Книжку свою доставал Володькин отец не каждый день. Были вечера, когда никто ничего не делал. Лежат люди в избушке на нарах и подшучивают друг над другом или истории разные припоминают. Мы, мальчишки, соберемся где вместе, так рассказываем сказки, а они про жизнь свою, кто как горе мыкал, что перетерпел от царских порядков, про войну тоже, про окопы вшивые, кто где был, что видел, в какие трудные переплеты попадал.
Про отца своего тоже тут услышал. Ехал он в обозе на двуколке. Много подвод. Наверно, на версту, а то и больше растянулись подводы по дороге. В самом конце ехал на повозках лазарет. Обоз-то заметили германцы, у них трубы подзорные. Ну, и давай палить из пушек. Устроили кромешный ад. Обозники кто куда, давай нахлестывать лошадей. Отца-то как стукнет осколком снаряда по руке, он и отвоевался сразу.
Утром под командой Ильи Штина люди выходят на гимнастику, упражняются с винтовками, маршируют, ползают по траве вроде ящерок, а после завтрака расходятся из избушки по своим каким-то секретным делам. Они товарищами называют друг друга, а то братьями.
Я тоже беру свою двустволку и отправляюсь на промысел, добывать мясо. Мне теперь волей-неволей надо стрелять дичь. Это ведь моя работа.
Ну, хожу по лесу. А в лесу тут хорошо. Год-то был не комариный. Стукнуло комаров заморозком. Брожу по ельникам, по просекам, по горам. Буреломы, густые леса обхожу стороной. Делать там нечего. Любуюсь, где какой цветок растет, где камешки необыкновенные наружу объявятся. А попадется рябчик, я его раз — да в сумку. Уж не разглядываю. Рябчиков этих тут много. Никто никогда на них и не охотился. Вот их и развелось, как воробьев. Раненько выйдешь из избушки, заберешься в рябинники, так что тут делается! Будто в столовую собрались рябчики. Сидят на ветках и объедают листочки, ягоды поспеют, так ягоды. И совсем почти не боятся человека. Таких-то и трогать жалко. Но что поделаешь, человека морить голодом тоже не резон.
А однажды я набрел на глухаря. В первый раз встретил. Смотрю, ходит по поляне. Большой, черный, чуть срыжа́, брови красные, шея сизая, в крыльях пестрят белые перышки, хвост сложен лопаткой, узкий и длинный. Разгуливает так-то и что-то выклевывает из травы. Ну, может, букашек или другую какую еду. Я и рот раскрыл.

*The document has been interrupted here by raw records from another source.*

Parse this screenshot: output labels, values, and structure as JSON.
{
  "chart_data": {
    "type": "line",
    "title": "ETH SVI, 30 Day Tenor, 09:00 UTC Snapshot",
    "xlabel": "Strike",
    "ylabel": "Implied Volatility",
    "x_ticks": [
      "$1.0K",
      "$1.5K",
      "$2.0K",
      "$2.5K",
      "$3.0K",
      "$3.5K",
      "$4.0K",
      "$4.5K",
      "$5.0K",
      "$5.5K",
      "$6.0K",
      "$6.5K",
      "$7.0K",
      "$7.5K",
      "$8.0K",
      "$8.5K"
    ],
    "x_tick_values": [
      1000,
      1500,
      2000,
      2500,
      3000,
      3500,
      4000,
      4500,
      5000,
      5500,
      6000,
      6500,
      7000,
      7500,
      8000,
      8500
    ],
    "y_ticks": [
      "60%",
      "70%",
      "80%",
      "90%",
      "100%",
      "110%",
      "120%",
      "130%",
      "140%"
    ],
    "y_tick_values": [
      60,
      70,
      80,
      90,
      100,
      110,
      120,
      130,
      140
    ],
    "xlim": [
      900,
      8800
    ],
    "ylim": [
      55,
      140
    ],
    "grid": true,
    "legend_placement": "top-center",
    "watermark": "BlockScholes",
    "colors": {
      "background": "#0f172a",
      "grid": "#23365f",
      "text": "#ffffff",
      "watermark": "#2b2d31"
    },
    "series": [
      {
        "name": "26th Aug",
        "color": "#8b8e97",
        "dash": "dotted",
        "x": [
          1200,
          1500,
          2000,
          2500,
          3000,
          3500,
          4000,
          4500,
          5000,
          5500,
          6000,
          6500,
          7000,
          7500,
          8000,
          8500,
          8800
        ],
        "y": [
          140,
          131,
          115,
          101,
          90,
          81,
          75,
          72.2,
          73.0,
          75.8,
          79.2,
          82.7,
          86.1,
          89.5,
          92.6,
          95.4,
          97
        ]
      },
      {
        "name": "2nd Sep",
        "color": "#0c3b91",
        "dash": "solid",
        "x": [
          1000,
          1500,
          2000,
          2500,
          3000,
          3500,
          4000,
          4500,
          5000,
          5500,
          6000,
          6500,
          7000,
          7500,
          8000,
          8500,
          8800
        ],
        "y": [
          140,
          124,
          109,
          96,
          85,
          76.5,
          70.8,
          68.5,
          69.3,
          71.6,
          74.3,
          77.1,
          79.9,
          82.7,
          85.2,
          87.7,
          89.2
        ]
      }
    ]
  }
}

Вот так птица, вот так красавец!
Стою за сосеночкой, замер, любуюсь. И про ружье забыл. Он походил по полянке-то, потом направился за густой мелкий соснячок, толщиной всего с палец, а ростом с человека. Не лесок будто, а тычки в землю наставлены, накрытые сверху бобровой шапкой. Мне любопытно, что он, глухарь-то, за соснячком делает. Потихоньку пошел за ним. А посередке соснячка опять же полянка. На ней — обгорелый пень, муравьиная куча возле него, а вокруг кучи растет иван-чай.
Глухарь-то возле пня муравьиными яйцами лакомился. Вкусные, должно быть, они. У нас на прииске этими яйцами цыплят, только что вылупившихся, кормят… Иду я за глухарем, тень от меня впереди ложится. Тенью-то я почти задел глухаря. Вот до чего он увлекся муравейником! А как опомнился, увидел, что перед ним человек стоит, — страшно перепугался. И силы, видно, от страха потерял. Ему бы сразу взлететь от пня-то, а он побежал. И бежит не на открытое место, а в соснячок. Куда ни сунется, а пролезть через частые сосновые прутки не может. А сам весь не свой, растерялся. Гляжу на него и думаю: «Ну и дурак ты! Считаешься царем здешних птиц, красавец, а случилась беда, так и соображение потерял. Вон, смотри, заяц через соснячок тропинку проложил. Вот и удирай по ней. Заяц проходит, так и ты пройдешь…» Так нет, не догадается. Так бы словно схватил его да сунул на заячью тропку! Беги, улепетывай!